The boundaries have long favoured Labour because of their vote distribution and the constituency sizes. Until the night of the long sgian dubhs they could expect to get significantly more seats than the Tories even if their vote share had been the same. It's questionable whether this is still the case following their rout in Scotland but nevertheless this held for many, many years.

So what we essentially had was an electoral system that was strongly bent in favour of the two main parties, Labour and the Tories, and then within that bending, it was bent a little further in favour of Labour than the Tories. Labour were fine with the massive bending towards the two main parties, and of course the extra bending towards them in favour of the Tories.
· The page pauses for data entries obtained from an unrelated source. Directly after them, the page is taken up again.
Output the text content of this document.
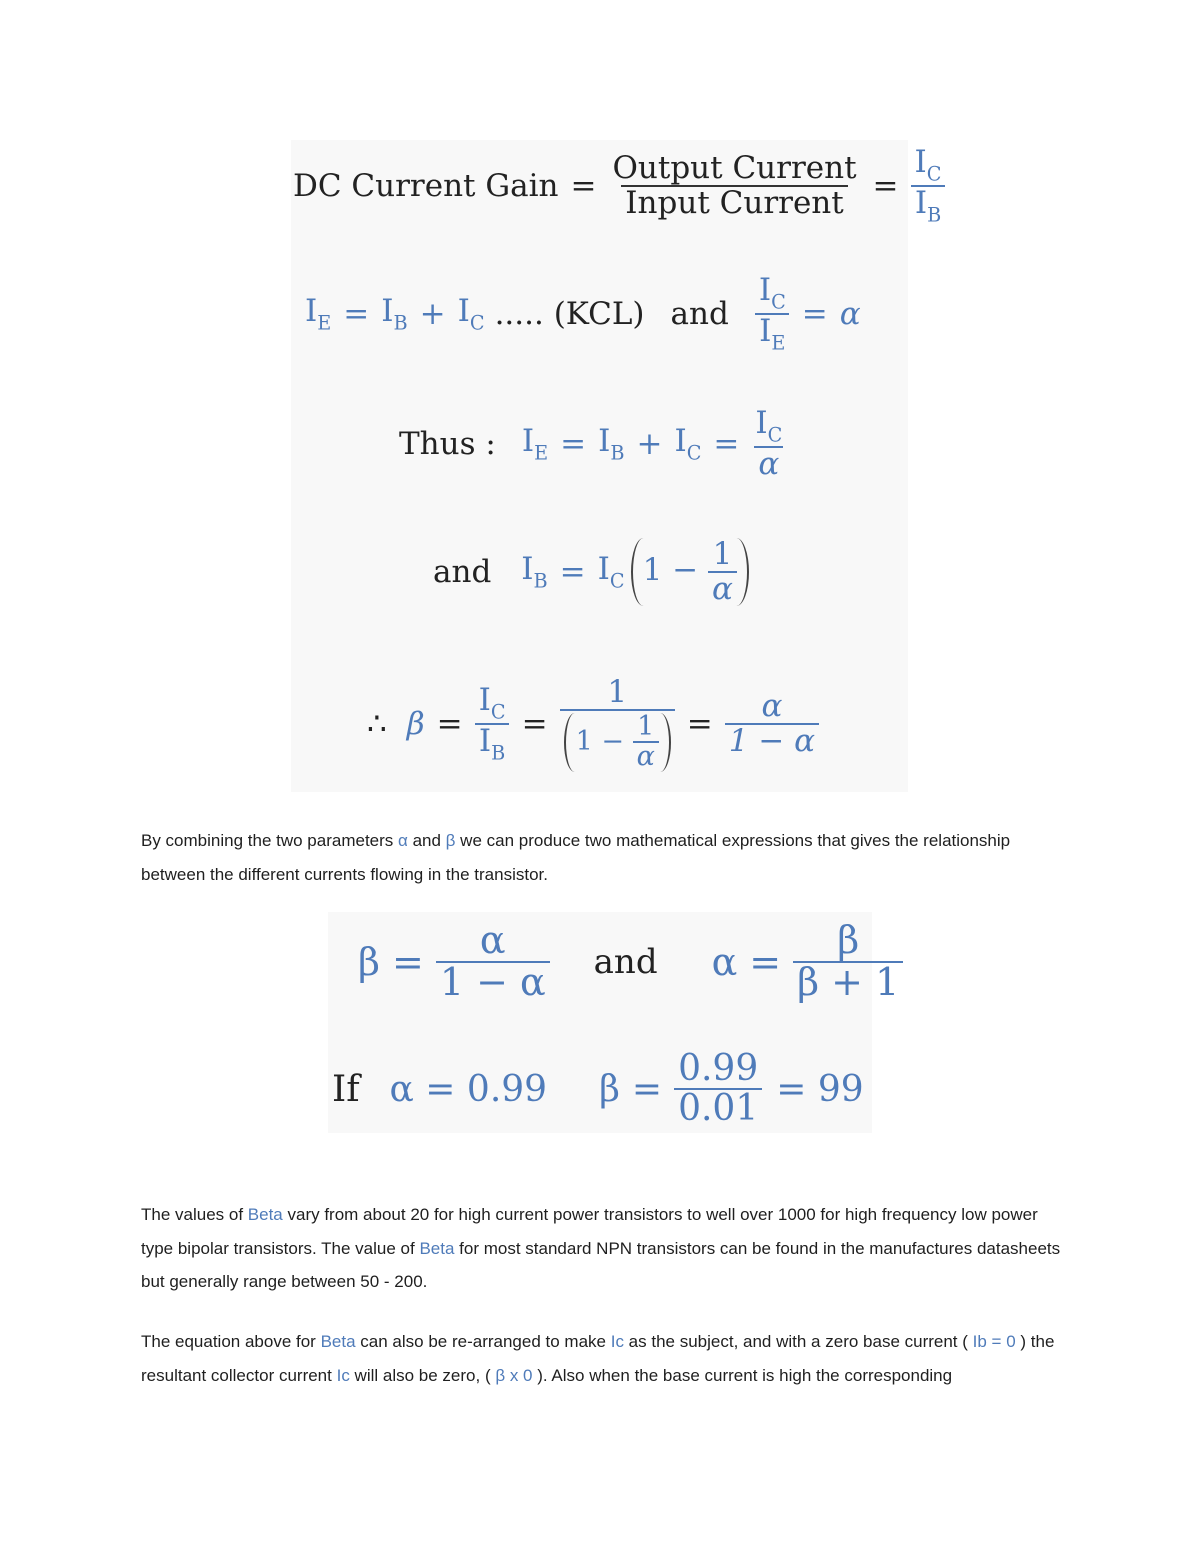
DC Current Gain = $\frac{\text{Output Current}}{\text{Input Current}} = \frac{I_C}{I_B}$
$I_E = I_B + I_C$ ..... (KCL) and $\frac{I_C}{I_E} = \alpha$
Thus : $I_E = I_B + I_C = \frac{I_C}{\alpha}$
and $I_B = I_C$ $1 - \frac{1}{\alpha}$
∴ $\beta = \frac{I_C}{I_B} = \frac{1}{1 - \frac{1}{\alpha}} = \frac{\alpha}{1 - \alpha}$
By combining the two parameters α and β we can produce two mathematical expressions that gives the relationship between the different currents flowing in the transistor.
$\beta = \frac{\alpha}{1 - \alpha}$ and $\alpha = \frac{\beta}{\beta + 1}$
If α = 0.99 $\beta = \frac{0.99}{0.01} = 99$
The values of Beta vary from about 20 for high current power transistors to well over 1000 for high frequency low power type bipolar transistors. The value of Beta for most standard NPN transistors can be found in the manufactures datasheets but generally range between 50 - 200.
The equation above for Beta can also be re-arranged to make Ic as the subject, and with a zero base current ( Ib = 0 ) the resultant collector current Ic will also be zero, ( β x 0 ). Also when the base current is high the corresponding
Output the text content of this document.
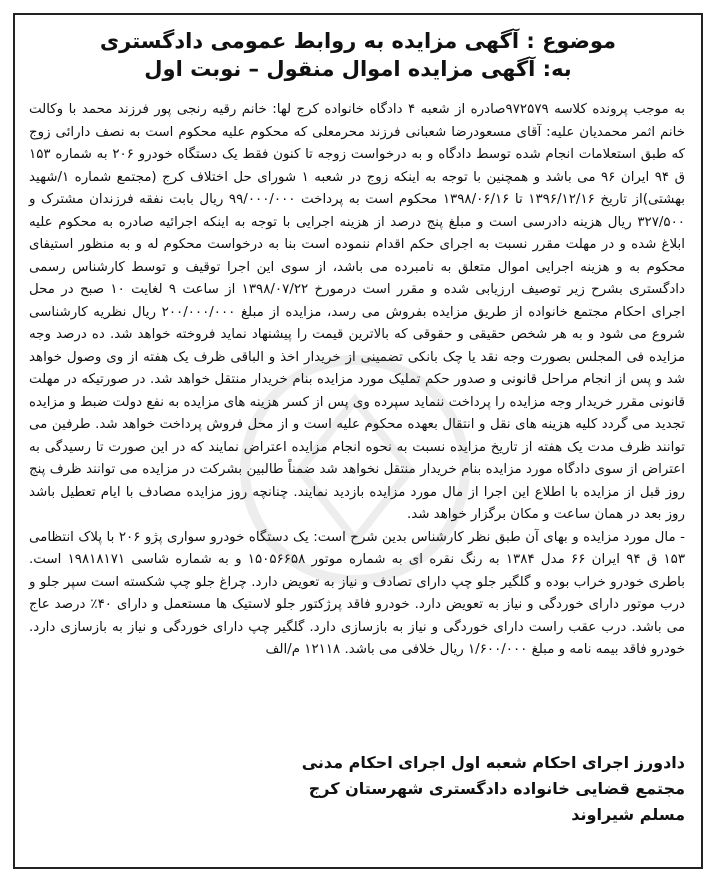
موضوع : آگهی مزایده به روابط عمومی دادگستری
به: آگهی مزایده اموال منقول – نوبت اول

به موجب پرونده کلاسه ۹۷۲۵۷۹صادره از شعبه ۴ دادگاه خانواده کرج لها: خانم رقیه رنجی پور فرزند محمد با وکالت خانم اثمر محمدیان علیه: آقای مسعودرضا شعبانی فرزند محرمعلی که محکوم علیه محکوم است به نصف دارائی زوج که طبق استعلامات انجام شده توسط دادگاه و به درخواست زوجه تا کنون فقط یک دستگاه خودرو ۲۰۶ به شماره ۱۵۳ ق ۹۴ ایران ۹۶ می باشد و همچنین با توجه به اینکه زوج در شعبه ۱ شورای حل اختلاف کرج (مجتمع شماره ۱/شهید بهشتی)از تاریخ ۱۳۹۶/۱۲/۱۶ تا ۱۳۹۸/۰۶/۱۶ محکوم است به پرداخت ۹۹/۰۰۰/۰۰۰ ریال بابت نفقه فرزندان مشترک و ۳۲۷/۵۰۰ ریال هزینه دادرسی است و مبلغ پنج درصد از هزینه اجرایی با توجه به اینکه اجرائیه صادره به محکوم علیه ابلاغ شده و در مهلت مقرر نسبت به اجرای حکم اقدام ننموده است بنا به درخواست محکوم له و به منظور استیفای محکوم به و هزینه اجرایی اموال متعلق به نامبرده می باشد، از سوی این اجرا توقیف و توسط کارشناس رسمی دادگستری بشرح زیر توصیف ارزیابی شده و مقرر است درمورخ ۱۳۹۸/۰۷/۲۲ از ساعت ۹ لغایت ۱۰ صبح در محل اجرای احکام مجتمع خانواده از طریق مزایده بفروش می رسد، مزایده از مبلغ ۲۰۰/۰۰۰/۰۰۰ ریال نظریه کارشناسی شروع می شود و به هر شخص حقیقی و حقوقی که بالاترین قیمت را پیشنهاد نماید فروخته خواهد شد. ده درصد وجه مزایده فی المجلس بصورت وجه نقد یا چک بانکی تضمینی از خریدار اخذ و الباقی ظرف یک هفته از وی وصول خواهد شد و پس از انجام مراحل قانونی و صدور حکم تملیک مورد مزایده بنام خریدار منتقل خواهد شد. در صورتیکه در مهلت قانونی مقرر خریدار وجه مزایده را پرداخت ننماید سپرده وی پس از کسر هزینه های مزایده به نفع دولت ضبط و مزایده تجدید می گردد کلیه هزینه های نقل و انتقال بعهده محکوم علیه است و از محل فروش پرداخت خواهد شد. طرفین می توانند ظرف مدت یک هفته از تاریخ مزایده نسبت به نحوه انجام مزایده اعتراض نمایند که در این صورت تا رسیدگی به اعتراض از سوی دادگاه مورد مزایده بنام خریدار منتقل نخواهد شد ضمناً طالبین بشرکت در مزایده می توانند ظرف پنج روز قبل از مزایده با اطلاع این اجرا از مال مورد مزایده بازدید نمایند. چنانچه روز مزایده مصادف با ایام تعطیل باشد روز بعد در همان ساعت و مکان برگزار خواهد شد.

- مال مورد مزایده و بهای آن طبق نظر کارشناس بدین شرح است: یک دستگاه خودرو سواری پژو ۲۰۶ با پلاک انتظامی ۱۵۳ ق ۹۴ ایران ۶۶ مدل ۱۳۸۴ به رنگ نقره ای به شماره موتور ۱۵۰۵۶۶۵۸ و به شماره شاسی ۱۹۸۱۸۱۷۱ است. باطری خودرو خراب بوده و گلگیر جلو چپ دارای تصادف و نیاز به تعویض دارد. چراغ جلو چپ شکسته است سپر جلو و درب موتور دارای خوردگی و نیاز به تعویض دارد. خودرو فاقد پرژکتور جلو لاستیک ها مستعمل و دارای ۴۰٪ درصد عاج می باشد. درب عقب راست دارای خوردگی و نیاز به بازسازی دارد. گلگیر چپ دارای خوردگی و نیاز به بازسازی دارد. خودرو فاقد بیمه نامه و مبلغ ۱/۶۰۰/۰۰۰ ریال خلافی می باشد. ۱۲۱۱۸ م/الف

دادورز اجرای احکام شعبه اول اجرای احکام مدنی
مجتمع قضایی خانواده دادگستری شهرستان کرج
مسلم شیراوند
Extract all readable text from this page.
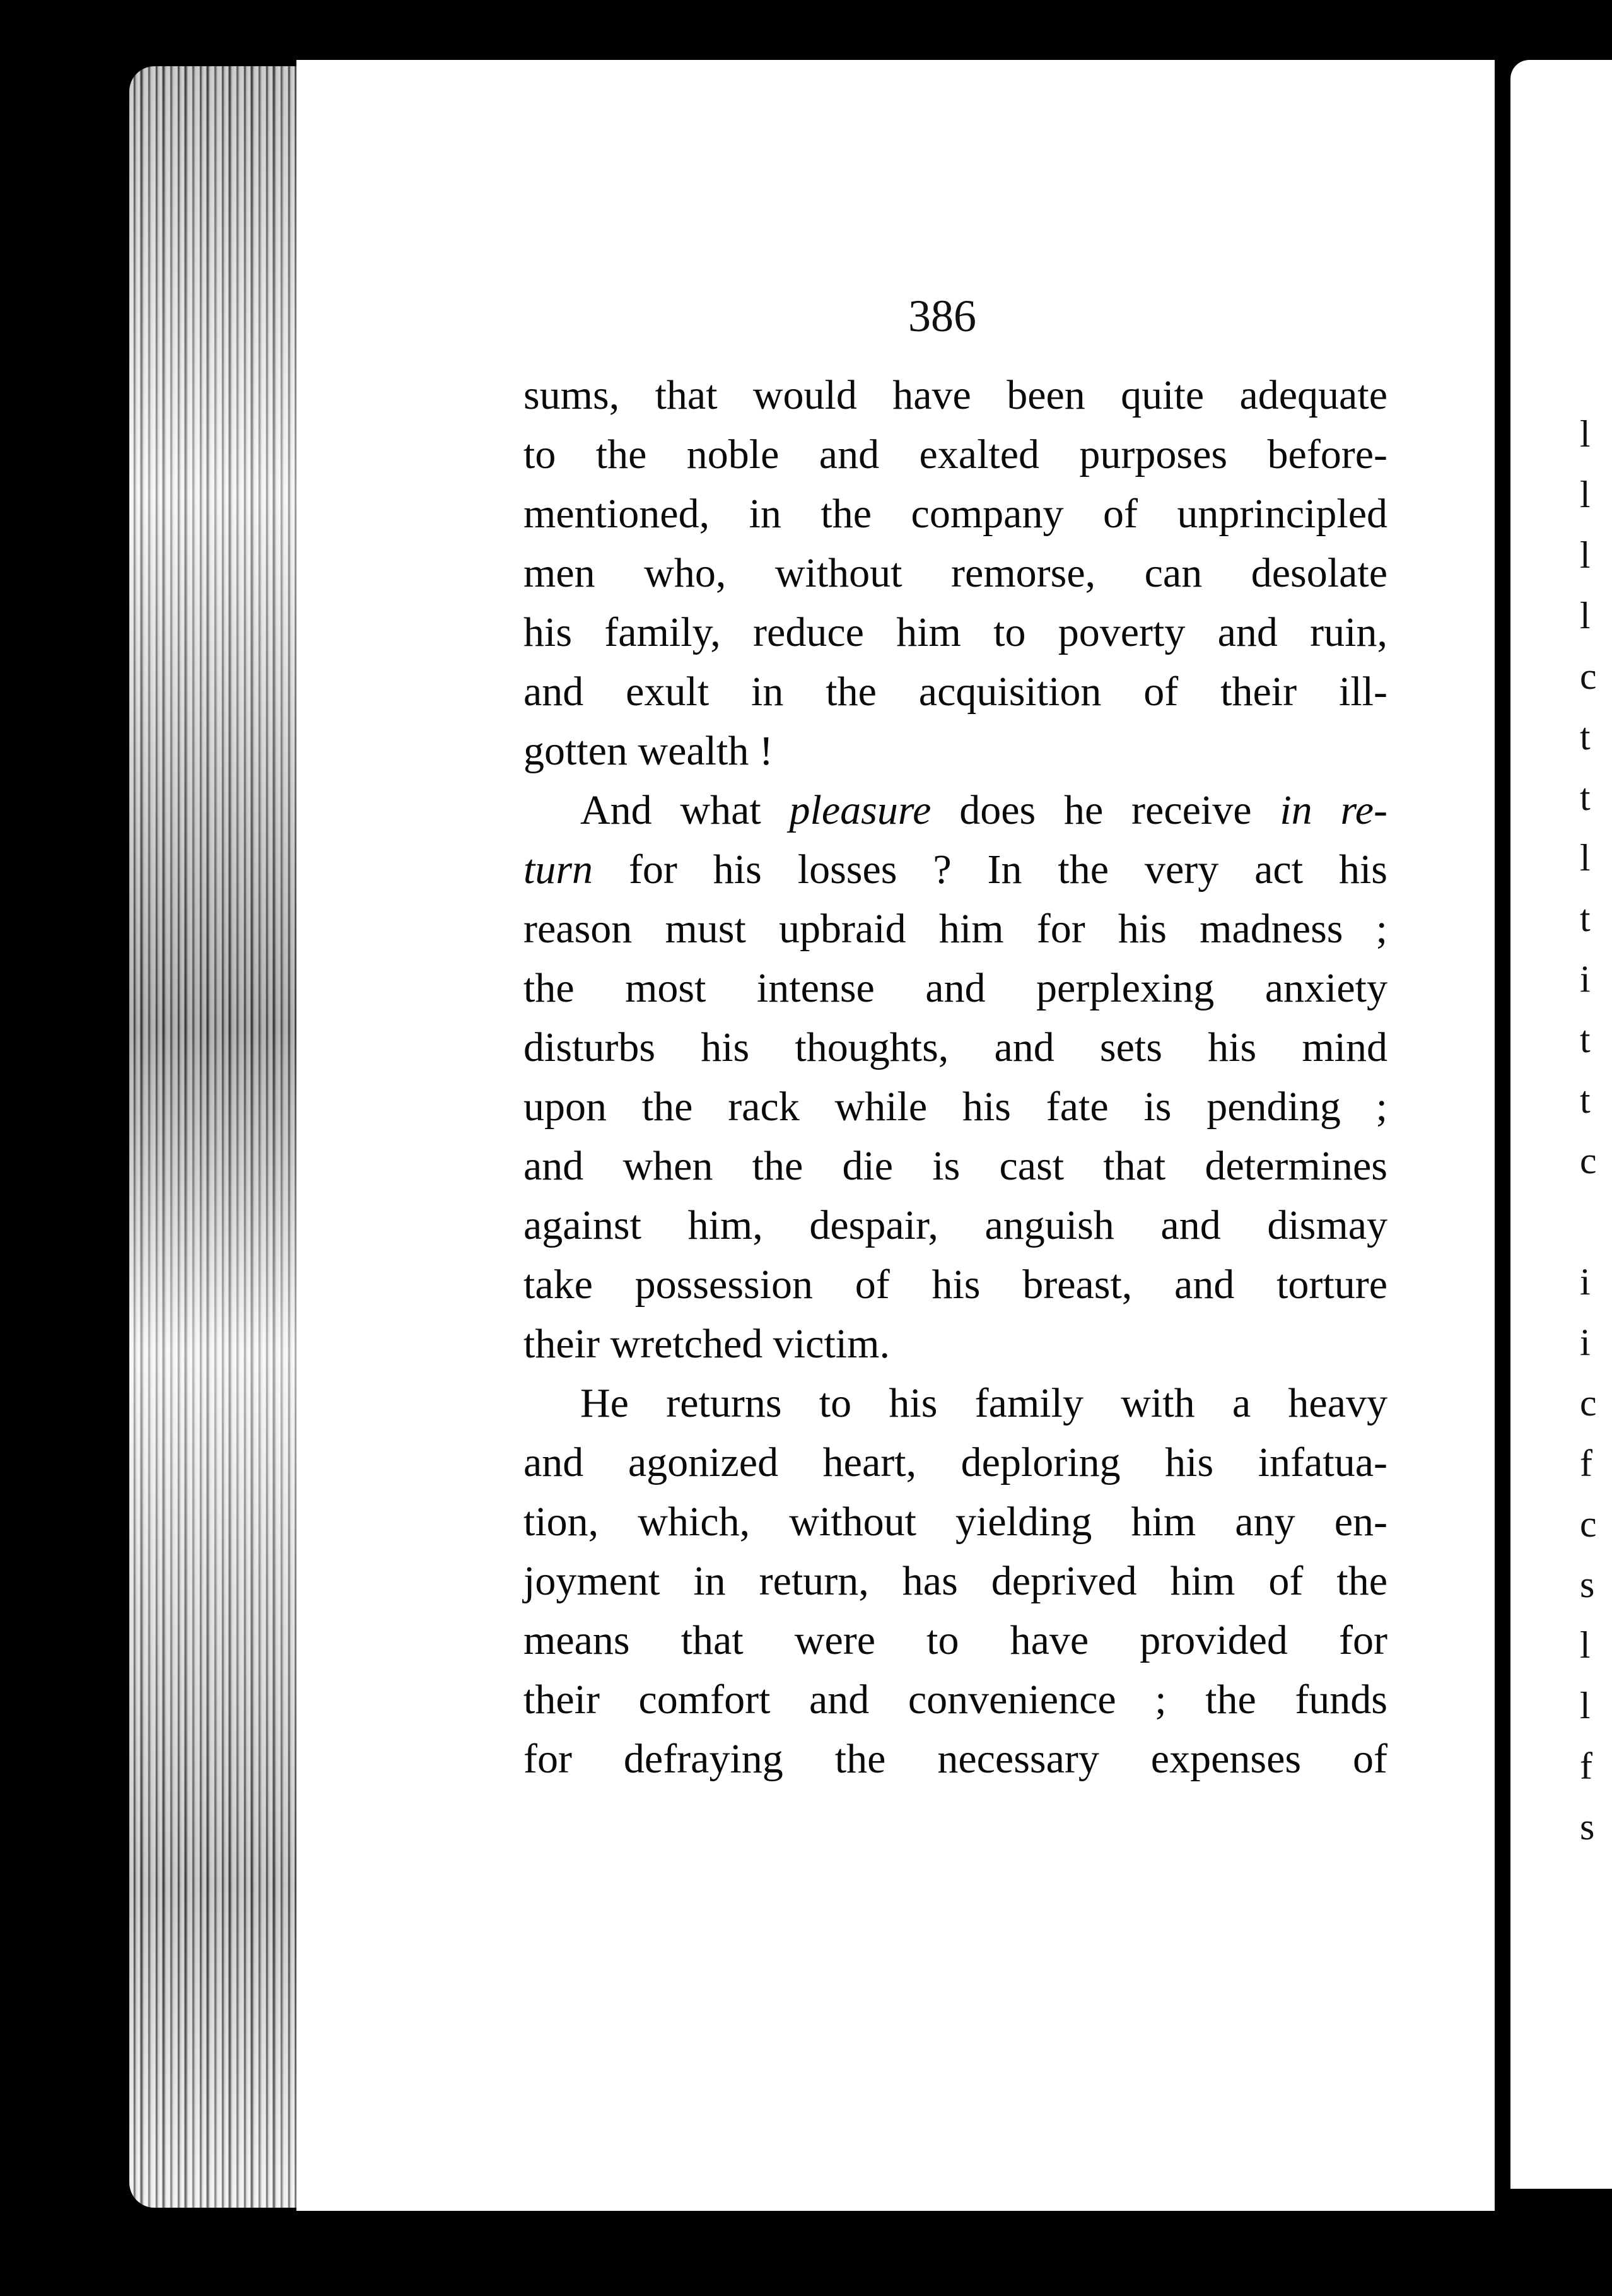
l
l
l
l
c
t
t
l
t
i
t
t
c

i
i
c
f
c
s
l
l
f
s
386
sums, that would have been quite adequate
to the noble and exalted purposes before-
mentioned, in the company of unprincipled
men who, without remorse, can desolate
his family, reduce him to poverty and ruin,
and exult in the acquisition of their ill-
gotten wealth !
And what pleasure does he receive in re-
turn for his losses ? In the very act his
reason must upbraid him for his madness ;
the most intense and perplexing anxiety
disturbs his thoughts, and sets his mind
upon the rack while his fate is pending ;
and when the die is cast that determines
against him, despair, anguish and dismay
take possession of his breast, and torture
their wretched victim.
He returns to his family with a heavy
and agonized heart, deploring his infatua-
tion, which, without yielding him any en-
joyment in return, has deprived him of the
means that were to have provided for
their comfort and convenience ; the funds
for defraying the necessary expenses of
Unsurprisingly the Tories, while happy with the overall massive bending towards the two main parties were not happy with this extra bias towards Labour. They saw an opportunity to "fix" this problematic (for them) part of the system by evening up the constituency sizes and reducing their number. They were (and are) able to use the cover of "making the system fairer" even though the effect will be to bend things more in their favour. Analysis suggests it may give them another 20 or so seats compared to what they would get at the moment. It's not an exact science but most observers agree it will be to their benefit.

And of course Labour are not happy with this change. There are cries of "foul" and "gerrymandering". But they've brought this on entirely themselves. A rotten system that was bent in favour of red/blue hegemony but slightly more towards red will now be a rotten system that will be bent a little more towards blue. But the Tory argument that evening up the constituency sizes will be fairer is very hard to rebut. It is unfair that there is such disparity in the system and Labour could get more seats than the Tories for the same vote. If you accept the premise that FPTP is the best system (as Labour clearly have every time they achieve power) then you simply don't have a leg to stand on trying to claim what the Tories are doing is unfair.

I'd scrap the whole lot and change it to multi-member constituencies using a preferential voting system. But Labour have never done anything like that for Westminster and there are no signs they want that now. Maybe after another 15 years of opposition (which is looking increasingly likely with the Corbyn/McDonnell nexus) they'll change their mind again. Although even if they do I'd have no confidence in them actually changing things were they ever to fluke back into power again.

But in the meantime the best thing they can do about the incipient Tory changes is pipe down.

They long ago forfeited any right to complain about "unfairness" in our electoral system.